Title:Existence of S-shaped type bifurcation curve with dual cusp catastrophe via variational methods

Abstract:We discuss the existence of multiple positive solutions leading to the occurrence of an S-shaped bifurcation curve to the equations of the form $$ -\Delta_p u= f(\mu,\lambda, u)~ \mbox{in} ~\Omega \subset \mathbb{R}^N $$ where $\Delta_p$ is a $p$-Laplacian, $p>1$, $N\geq 1$, $\mu, \lambda \in \mathbb{R}$. We deal with relatively unexplored cases when $f(\mu,\lambda, u)$ is non-Lipschitz at $u=0$, $f(\mu,\lambda, 0) = 0 $ and $ f(\mu,\lambda, u) <0$, $u \in (0,r)$, for some $r<+\infty$. We develop the nonlinear generalized Rayleigh quotients method to find a range of parameters where the equation may have distinct branches of positive solutions.

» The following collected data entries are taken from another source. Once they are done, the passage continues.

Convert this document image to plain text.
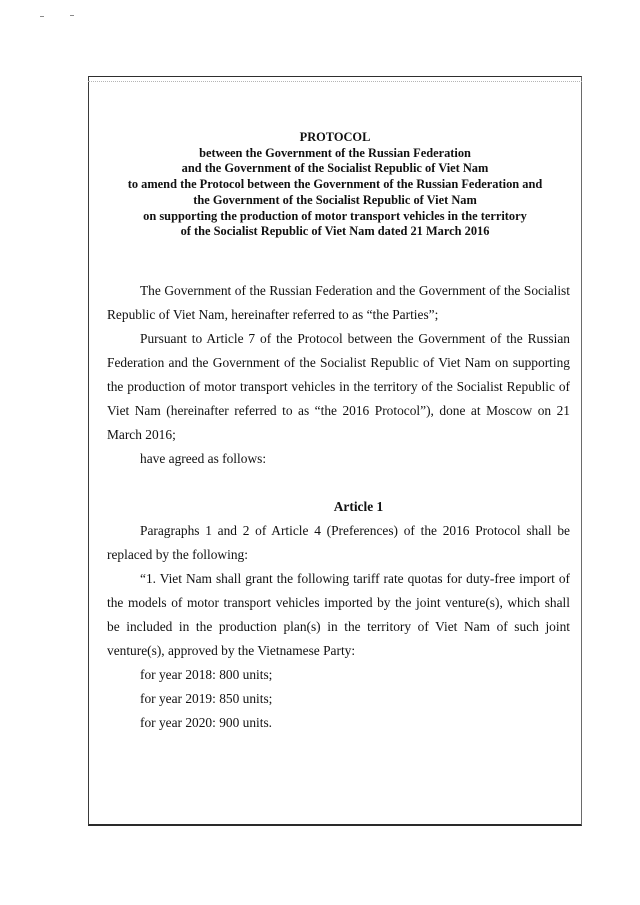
PROTOCOL
between the Government of the Russian Federation
and the Government of the Socialist Republic of Viet Nam
to amend the Protocol between the Government of the Russian Federation and
the Government of the Socialist Republic of Viet Nam
on supporting the production of motor transport vehicles in the territory
of the Socialist Republic of Viet Nam dated 21 March 2016

The Government of the Russian Federation and the Government of the Socialist Republic of Viet Nam, hereinafter referred to as “the Parties”;

Pursuant to Article 7 of the Protocol between the Government of the Russian Federation and the Government of the Socialist Republic of Viet Nam on supporting the production of motor transport vehicles in the territory of the Socialist Republic of Viet Nam (hereinafter referred to as “the 2016 Protocol”), done at Moscow on 21 March 2016;

have agreed as follows:

Article 1

Paragraphs 1 and 2 of Article 4 (Preferences) of the 2016 Protocol shall be replaced by the following:

“1. Viet Nam shall grant the following tariff rate quotas for duty-free import of the models of motor transport vehicles imported by the joint venture(s), which shall be included in the production plan(s) in the territory of Viet Nam of such joint venture(s), approved by the Vietnamese Party:

for year 2018: 800 units;

for year 2019: 850 units;

for year 2020: 900 units.
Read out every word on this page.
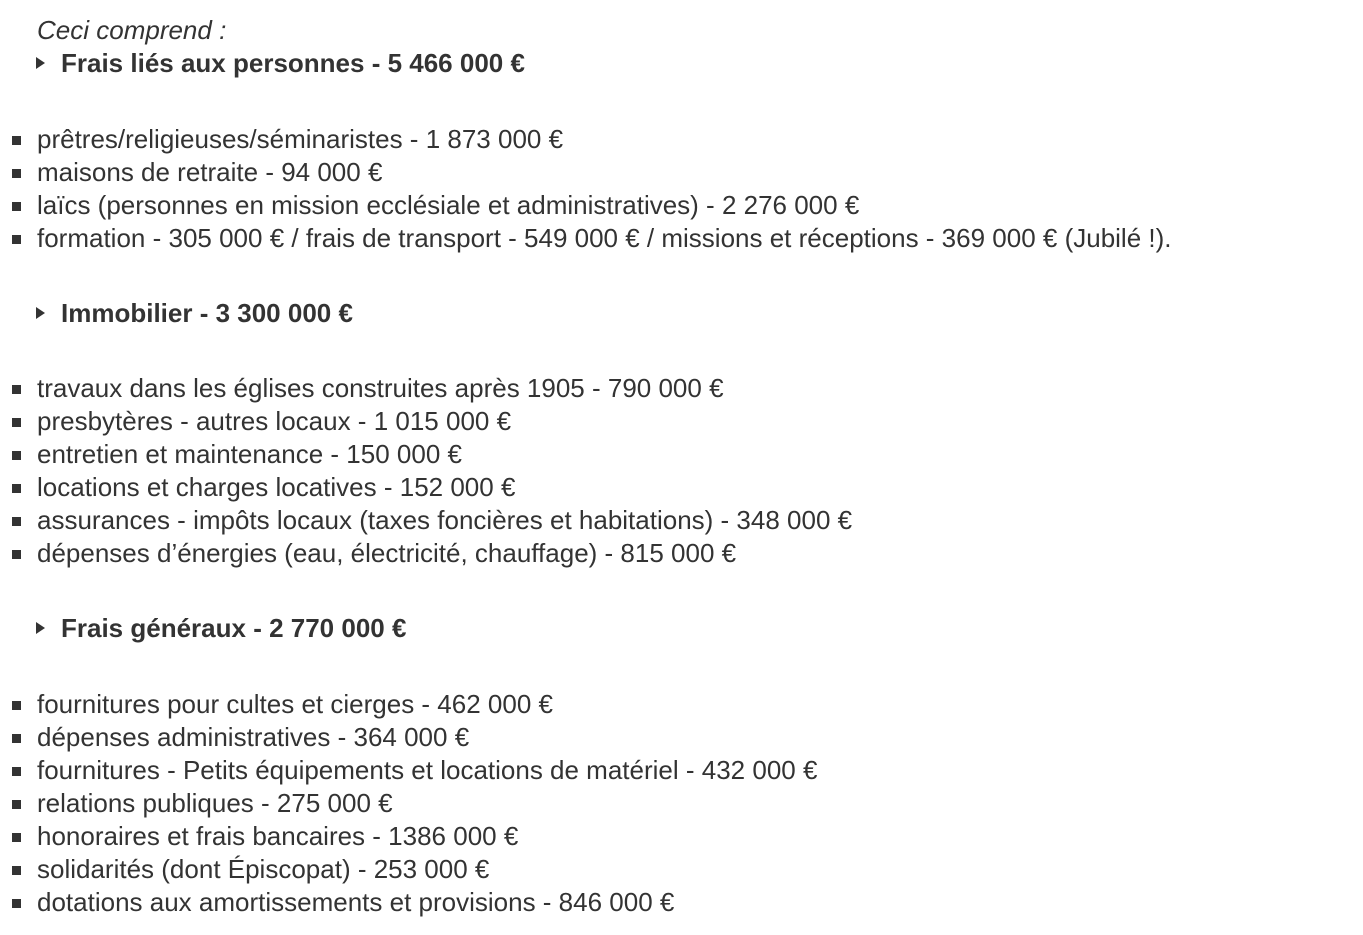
Ceci comprend :

Frais liés aux personnes - 5 466 000 €
prêtres/religieuses/séminaristes - 1 873 000 €
maisons de retraite - 94 000 €
laïcs (personnes en mission ecclésiale et administratives) - 2 276 000 €
formation - 305 000 € / frais de transport - 549 000 € / missions et réceptions - 369 000 € (Jubilé !).
Immobilier - 3 300 000 €
travaux dans les églises construites après 1905 - 790 000 €
presbytères - autres locaux - 1 015 000 €
entretien et maintenance - 150 000 €
locations et charges locatives - 152 000 €
assurances - impôts locaux (taxes foncières et habitations) - 348 000 €
dépenses d’énergies (eau, électricité, chauffage) - 815 000 €
Frais généraux - 2 770 000 €
fournitures pour cultes et cierges - 462 000 €
dépenses administratives - 364 000 €
fournitures - Petits équipements et locations de matériel - 432 000 €
relations publiques - 275 000 €
honoraires et frais bancaires - 1386 000 €
solidarités (dont Épiscopat) - 253 000 €
dotations aux amortissements et provisions - 846 000 €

As a consequence, applying the Nehari manifold method and the mountain pass theorem, we prove that the equation for some range of values $\mu, \lambda$, has at least three positive solutions with two linearly unstable solutions and one linearly stable.

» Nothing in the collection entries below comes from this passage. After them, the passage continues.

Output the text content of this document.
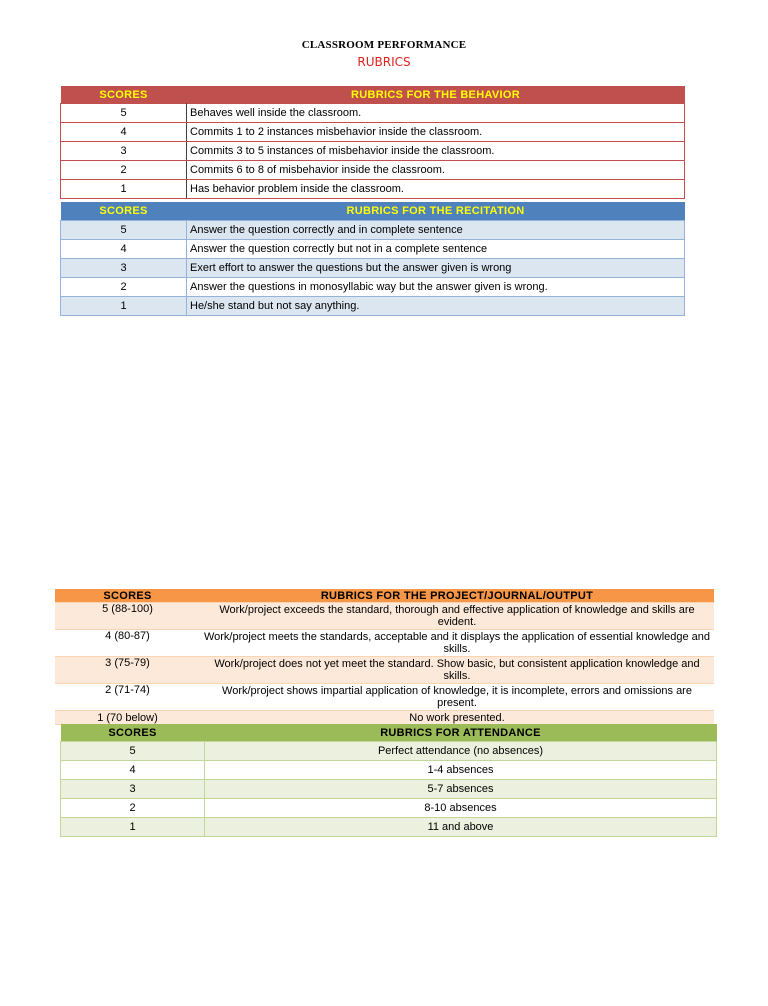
CLASSROOM PERFORMANCE
RUBRICS
SCORES	RUBRICS FOR THE BEHAVIOR
5	Behaves well inside the classroom.
4	Commits 1 to 2 instances misbehavior inside the classroom.
3	Commits 3 to 5 instances of misbehavior inside the classroom.
2	Commits 6 to 8 of misbehavior inside the classroom.
1	Has behavior problem inside the classroom.
SCORES	RUBRICS FOR THE RECITATION
5	Answer the question correctly and in complete sentence
4	Answer the question correctly but not in a complete sentence
3	Exert effort to answer the questions but the answer given is wrong
2	Answer the questions in monosyllabic way but the answer given is wrong.
1	He/she stand but not say anything.
SCORES	RUBRICS FOR THE PROJECT/JOURNAL/OUTPUT
5 (88-100)	Work/project exceeds the standard, thorough and effective application of knowledge and skills are evident.
4 (80-87)	Work/project meets the standards, acceptable and it displays the application of essential knowledge and skills.
3 (75-79)	Work/project does not yet meet the standard. Show basic, but consistent application knowledge and skills.
2 (71-74)	Work/project shows impartial application of knowledge, it is incomplete, errors and omissions are present.
1 (70 below)	No work presented.
SCORES	RUBRICS FOR ATTENDANCE
5	Perfect attendance (no absences)
4	1-4 absences
3	5-7 absences
2	8-10 absences
1	11 and above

The results evidence that the bifurcation curve is S-shaped and exhibits the so-called dual cusp catastrophe which is characterized by the fact that the corresponding dynamic equation has stable states only within the cusp-shaped region in the control plane of parameters. Our results are new even in the one-dimensional case and $p=2$.